One of the most important aspects to executing a marketing campaign is the ability to reach customers through email. After all, everyone’s got an email account these days, and if you’re sending someone an email, chances are that person opted into your bulk emailing list at some point. Actually, I take that back – I should say that if you’re running a good campaign, that person opted into your email list. If you’re sending emails to random accounts from either scraping addresses on the web or purchasing email lists, you’re probably breaking the law.
But let’s assume that you’re running a clean campaign and that your recipients all opted into your email list at some point. The worst thing you can do, then, is to have someone throw your emails away when they are received, or (even worse) unsubscribe from your email list or mark you emails as spam. You’ve got a captive audience here that wants to receive useful emails from you. Don’t blow it!

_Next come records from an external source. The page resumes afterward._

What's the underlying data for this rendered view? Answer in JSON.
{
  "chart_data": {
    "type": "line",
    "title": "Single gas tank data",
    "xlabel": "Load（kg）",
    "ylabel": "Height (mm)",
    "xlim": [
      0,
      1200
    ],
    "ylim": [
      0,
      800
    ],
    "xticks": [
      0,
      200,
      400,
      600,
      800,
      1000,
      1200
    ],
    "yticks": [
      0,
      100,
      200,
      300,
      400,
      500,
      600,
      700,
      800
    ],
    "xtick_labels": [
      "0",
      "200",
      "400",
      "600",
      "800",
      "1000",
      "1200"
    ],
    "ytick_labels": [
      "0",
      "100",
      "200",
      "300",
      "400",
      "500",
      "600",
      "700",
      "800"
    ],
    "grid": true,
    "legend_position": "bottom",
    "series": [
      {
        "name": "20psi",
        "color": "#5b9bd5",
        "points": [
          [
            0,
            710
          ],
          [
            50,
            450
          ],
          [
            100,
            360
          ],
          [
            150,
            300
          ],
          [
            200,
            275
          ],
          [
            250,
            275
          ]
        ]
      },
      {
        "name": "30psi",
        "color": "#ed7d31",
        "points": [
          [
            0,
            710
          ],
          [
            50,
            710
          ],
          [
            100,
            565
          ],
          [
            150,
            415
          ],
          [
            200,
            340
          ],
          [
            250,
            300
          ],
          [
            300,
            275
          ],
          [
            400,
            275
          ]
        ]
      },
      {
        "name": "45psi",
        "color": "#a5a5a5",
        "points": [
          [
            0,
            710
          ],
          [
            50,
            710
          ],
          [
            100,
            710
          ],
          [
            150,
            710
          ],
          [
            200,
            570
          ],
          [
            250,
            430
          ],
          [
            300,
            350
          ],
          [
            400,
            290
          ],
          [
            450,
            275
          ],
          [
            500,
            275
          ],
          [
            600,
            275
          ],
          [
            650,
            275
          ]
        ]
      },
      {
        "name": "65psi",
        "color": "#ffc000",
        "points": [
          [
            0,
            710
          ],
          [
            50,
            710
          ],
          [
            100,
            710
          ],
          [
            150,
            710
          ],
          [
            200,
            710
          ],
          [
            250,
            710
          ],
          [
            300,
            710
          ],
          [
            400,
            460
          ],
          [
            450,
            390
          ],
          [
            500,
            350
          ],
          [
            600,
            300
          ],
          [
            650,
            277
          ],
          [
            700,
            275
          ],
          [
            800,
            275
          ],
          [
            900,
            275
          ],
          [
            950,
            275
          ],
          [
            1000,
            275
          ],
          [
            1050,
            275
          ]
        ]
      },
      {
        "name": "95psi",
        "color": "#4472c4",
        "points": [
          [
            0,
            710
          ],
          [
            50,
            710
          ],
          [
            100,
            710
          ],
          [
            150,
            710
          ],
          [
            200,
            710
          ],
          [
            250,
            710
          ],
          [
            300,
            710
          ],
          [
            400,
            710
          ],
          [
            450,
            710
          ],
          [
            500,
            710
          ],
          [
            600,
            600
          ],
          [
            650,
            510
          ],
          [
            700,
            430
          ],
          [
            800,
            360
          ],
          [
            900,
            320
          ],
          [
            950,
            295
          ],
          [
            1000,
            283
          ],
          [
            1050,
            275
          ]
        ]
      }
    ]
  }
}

Let’s assume that the content of your email is top-notch and that you’re offering useful materials for your email recipients. The best way to make sure that they see your email is to have a great subject line. Here are six tips:
1. Keep it short – All email clients display subject lines differently. You’ve probably got about 50 characters (including spaces and punctuation) to get your point across.
2. Don’t be cute – Keep it simple, stupid. Say something useful or don’t say it at all. A little humor is nice but don’t let it get in the way of your message.
3. Call to action – Each email needs to entice the reader to do something, like “Don’t miss out on our 40% off sale!” or “Want to complain? Take our survey!”
4. Be trustworthy – Don’t trick people into opening the email by promising something that it doesn’t contain. Readers will be more likely to hit “delete,” or worse, “spam” when they feel misled.
5. Consider the source – This goes along with #5, but sending something from an email blaster program that sends from random email address by default just looks like spam. Send it from either a clear company account or from a personal-seeming account, like yourname@companyXYZ.com.
6. Offer something – Don’t say “Your weekly update” unless you absolutely have to. “This week’s deals – 35% off all menswear” is a much better into because you’ve let the reader know immediately what the email will contain.
The key to writing good subject lines comes down to the classic “Keep It Simple, Stupid.” If you’re worried you’re doing too much, you probably are. Be simple and be useful and you’ll be great.